An ancient Kashmiri town is back to news for its competing name being prescribed with power.
Maryam was taken aback by an unusual din and disturbance while cooling her heels for a cab in a shrilled street of Srinagar. Some 20 minutes later, she boarded a ride and took the front seat. It shortly proved to be a bumpy ride as the driver was fuming over the music he faced for the contested name.
“This is nothing new,” an old man yelled in a bid to calm down the driver. “It’s a throwback to nineties.”
Akin to 90s, the Srinagar-Anantnag cab drivers avoid displaying Islamabad as their destination name for the fear of music. The security check, the cab driver said, became regular post-abrogation of Article 370.
“In Naya Kashmir, we’re still witnessing the same old strongarming,” the driver said. “This name is seen as a sentimental support to the neighbouring country when it has its own glorious history.”
But the fact remains that the town’s association with the name Islamabad is prior to the existence of the state of Pakistan itself, says Muzamil Peer, a south Kashmir native. “While there has been a constant debate over the name of the town, the assumption was predominantly propagated during the nineties. It created bitterness and binary.”
The existence of the town is old. Archaeologists claim it to be one of the first human establishments of the world dating back to 5000 BC.
In Sanskrit, the word ‘Anant’ means infinite and ‘nag’ in koshur means spring.

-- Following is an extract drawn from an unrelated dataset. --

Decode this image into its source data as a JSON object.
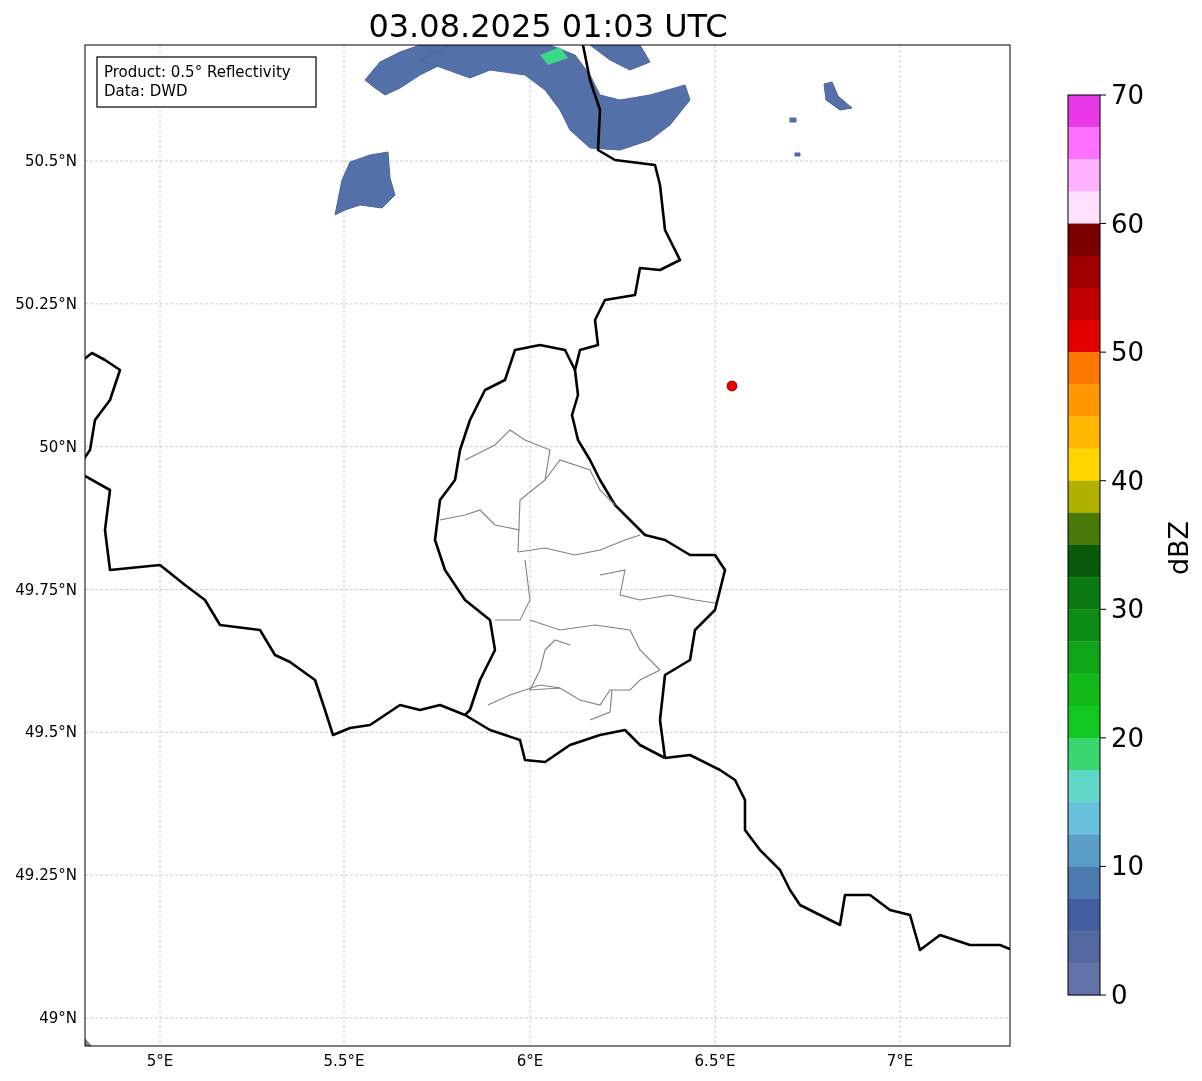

It’s assumed that the name Anantnag got its name due to the presence of numerous springs in the region.
However, Khalid Bashir Ahmad in his celebrated treatise—‘Kashmir: Exposing the Myth Behind the Narrative’—writes that there’s no historical evidence supporting the assumption that the town with the name Anantnag existed in ancient Kashmir. “History does not corroborate with the assertion,” he notes. “The town was rechristened as Anantnag during the Dogra rule (1846-1947 AD).”
However, Zareef A. Zareef, Kashmir’s poet-historian, says the traces of the name—Anantnag—can be found in some of the earliest texts of Kashmir history, be it Gilgit Manuscripts of the 4th century, Nilamata Purana of the 7th century or 11th century’s chronicle, Kalhana’s Rajtarangani. “Whereas the name Islamabad can be traced back to the Mughal rule in Kashmir,” he says. “In 1663 AD, the Mughal governor Islam Khan changed the name of the town to Islamabad.”
Under Mughals, the Anantnag town flourished and the area attracted more attention and popularity, Zareef says. “And therefore the entire town popularly came to be associated with the name Islamabad.”
Some experts even suggest that the town was still known by the name Islamabad under Dogra period as validated by revenue records of the period.
In fact, most of the 19th and 20th century travelogues mention the town as ‘Islamabad’. Among others, Sir W. R. Lawrence of ‘The Valley of Kashmir’ fame has used the same name, and so has Sir Baden Powel in ‘The Memories of India’.
But under the reign of Prime Minister of Jammu and Kashmir Bakshi Ghulam Mohammad, it’s said the government predominantly used the name Anantnag to “woo” New Delhi.
Decades later, the origin of the name remains in ambiguity. While Kashmiri Muslims prefer ‘Islamabad’ for faithful reasons, Kashmiri Pandits use the name ‘Anantnag’ with reference to its Sanskrit origin.
“Both the names instrumented propaganda for different political motives while aiming to exploit the social construct of the society,” says Kuldeep Bhat, a Kashmiri Pandit. “The term in the 90s was also seen as a device to bifurcate the people and create divisions. Additionally, it was seen as a mark of affiliation to a particular ideology. Though, not at any point did it become the extremity of conflict among Kashmiris.”
But now, as the ‘twin paradox’ has returned to shadow the town, native observant Maryam is witnessing rage and reason over the contested legacy.
However, the realisation that ‘Kasheer’ is for ‘Koshur’ of all shades enlightened her when the Muslim driver’s phone rang and he answered: “Namaskar Maara!”